In 2004, he took a sabbatical to serve as a senior clinical investigator at the Infectious Diseases Institute in Kampala, Uganda, assisting with the rollout of antiretroviral therapy (ART) for HIV patients. Upon returning to ITM in 2005, he led the clinical HIV/STD Unit in the Department of Clinical Sciences until 2014. His efforts contributed to improving access to life-saving treatment in Uganda and surrounding regions.

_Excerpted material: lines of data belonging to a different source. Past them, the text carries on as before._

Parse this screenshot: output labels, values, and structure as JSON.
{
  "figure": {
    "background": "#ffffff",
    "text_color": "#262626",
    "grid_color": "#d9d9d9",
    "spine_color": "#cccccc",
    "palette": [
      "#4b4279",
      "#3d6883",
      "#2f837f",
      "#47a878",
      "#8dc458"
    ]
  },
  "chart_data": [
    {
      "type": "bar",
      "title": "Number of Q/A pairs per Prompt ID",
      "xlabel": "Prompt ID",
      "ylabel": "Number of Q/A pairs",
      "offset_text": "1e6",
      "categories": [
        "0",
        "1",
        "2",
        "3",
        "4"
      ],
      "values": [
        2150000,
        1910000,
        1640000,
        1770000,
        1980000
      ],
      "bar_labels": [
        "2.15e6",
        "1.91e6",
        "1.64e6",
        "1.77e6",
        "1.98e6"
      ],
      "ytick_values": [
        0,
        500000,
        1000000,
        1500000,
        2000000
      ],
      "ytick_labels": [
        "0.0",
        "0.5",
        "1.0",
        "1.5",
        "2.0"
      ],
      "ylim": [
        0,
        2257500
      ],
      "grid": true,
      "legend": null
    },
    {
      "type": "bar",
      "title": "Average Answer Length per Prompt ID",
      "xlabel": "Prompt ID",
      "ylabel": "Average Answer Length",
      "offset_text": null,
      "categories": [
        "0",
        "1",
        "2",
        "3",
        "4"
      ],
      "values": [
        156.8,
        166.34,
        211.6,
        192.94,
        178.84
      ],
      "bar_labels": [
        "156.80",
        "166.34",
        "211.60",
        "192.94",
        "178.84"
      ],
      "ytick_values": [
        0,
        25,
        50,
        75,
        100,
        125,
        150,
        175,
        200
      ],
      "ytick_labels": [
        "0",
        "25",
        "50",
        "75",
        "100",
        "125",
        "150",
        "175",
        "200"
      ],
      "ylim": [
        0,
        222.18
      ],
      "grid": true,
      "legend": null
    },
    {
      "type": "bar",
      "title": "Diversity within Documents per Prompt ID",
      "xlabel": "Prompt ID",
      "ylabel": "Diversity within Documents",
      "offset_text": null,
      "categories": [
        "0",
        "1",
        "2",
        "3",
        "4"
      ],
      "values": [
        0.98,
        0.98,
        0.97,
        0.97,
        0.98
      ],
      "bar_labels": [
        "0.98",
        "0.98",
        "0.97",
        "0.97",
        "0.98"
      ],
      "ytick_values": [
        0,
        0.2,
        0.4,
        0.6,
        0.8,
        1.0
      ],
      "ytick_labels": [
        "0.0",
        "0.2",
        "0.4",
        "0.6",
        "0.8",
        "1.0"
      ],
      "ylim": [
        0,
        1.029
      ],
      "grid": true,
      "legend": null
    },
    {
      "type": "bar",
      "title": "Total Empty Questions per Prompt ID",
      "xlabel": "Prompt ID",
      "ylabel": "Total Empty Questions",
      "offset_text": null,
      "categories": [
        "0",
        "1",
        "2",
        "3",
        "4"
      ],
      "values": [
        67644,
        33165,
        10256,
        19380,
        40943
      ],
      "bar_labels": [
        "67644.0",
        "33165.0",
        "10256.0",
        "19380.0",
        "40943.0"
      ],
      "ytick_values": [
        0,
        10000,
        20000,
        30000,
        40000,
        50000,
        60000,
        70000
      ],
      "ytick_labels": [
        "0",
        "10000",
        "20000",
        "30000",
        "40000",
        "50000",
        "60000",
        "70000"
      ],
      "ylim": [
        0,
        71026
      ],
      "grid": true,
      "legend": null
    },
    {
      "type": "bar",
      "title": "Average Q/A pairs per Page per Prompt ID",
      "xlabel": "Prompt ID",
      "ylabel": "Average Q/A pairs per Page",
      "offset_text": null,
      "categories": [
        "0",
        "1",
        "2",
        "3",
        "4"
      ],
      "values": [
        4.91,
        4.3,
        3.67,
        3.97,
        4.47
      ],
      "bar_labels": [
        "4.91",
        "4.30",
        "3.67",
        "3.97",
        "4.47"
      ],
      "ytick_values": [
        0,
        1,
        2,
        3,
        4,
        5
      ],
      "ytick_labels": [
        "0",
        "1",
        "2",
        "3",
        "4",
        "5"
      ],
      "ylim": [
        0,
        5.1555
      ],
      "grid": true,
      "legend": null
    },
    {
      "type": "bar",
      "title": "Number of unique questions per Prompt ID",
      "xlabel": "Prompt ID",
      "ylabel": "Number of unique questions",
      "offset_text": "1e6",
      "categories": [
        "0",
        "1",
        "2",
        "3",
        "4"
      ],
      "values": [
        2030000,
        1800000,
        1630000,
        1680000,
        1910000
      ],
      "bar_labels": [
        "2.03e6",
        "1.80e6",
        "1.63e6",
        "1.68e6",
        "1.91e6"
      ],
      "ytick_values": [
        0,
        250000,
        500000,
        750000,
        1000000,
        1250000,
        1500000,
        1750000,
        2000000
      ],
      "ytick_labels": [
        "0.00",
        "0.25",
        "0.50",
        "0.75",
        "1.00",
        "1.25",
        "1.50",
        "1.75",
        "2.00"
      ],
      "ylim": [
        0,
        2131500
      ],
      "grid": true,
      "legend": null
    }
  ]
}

In 2008, he received a European and Developing Countries Clinical Trials Partnership (EDCTP) network grant in 2008 to produce a workshop on tuberculosis immune reconstitution inflammatory syndrome (TB IRIS), linking this syndrome to his ongoing research on HIV.

In addition to his HIV/AIDS work, Colebunders coordinated a significant institutional collaboration between Flemish universities and the University of Limpopo in South Africa. This partnership, part of the VLIR-IUC (Flemish Inter-universities Council -Institutional University Cooperation) programme, aimed to strengthen research capacity and address healthcare challenges, including infectious diseases like HIV, in rural African communities. His dedication to this field has been further evidenced by grants awarded, including a HORIZON grant (2015–2020) and a Research Foundation – Flanders (FWO) senior research project (2022), supporting his research on onchocerciasis-associated epilepsy and other infectious diseases. He is also a strong advocate for open access and networking in science, highlighting the challenges faced by scientists in resource-limited settings.

In 2014, Colebunders received an advanced European Research Council (ERC) grant to investigate the cause of nodding syndrome and other forms of epilepsy in onchocerciasis-endemic regions. Through his research, he discovered that nodding syndrome is one of the phenotypic presentations of onchocerciasis-associated epilepsy (OAE). Colebunders stated in 2020, "With the necessary efforts, the immense suffering of children with epilepsy and their families in many regions of Africa can be alleviated and hopefully even avoided altogether."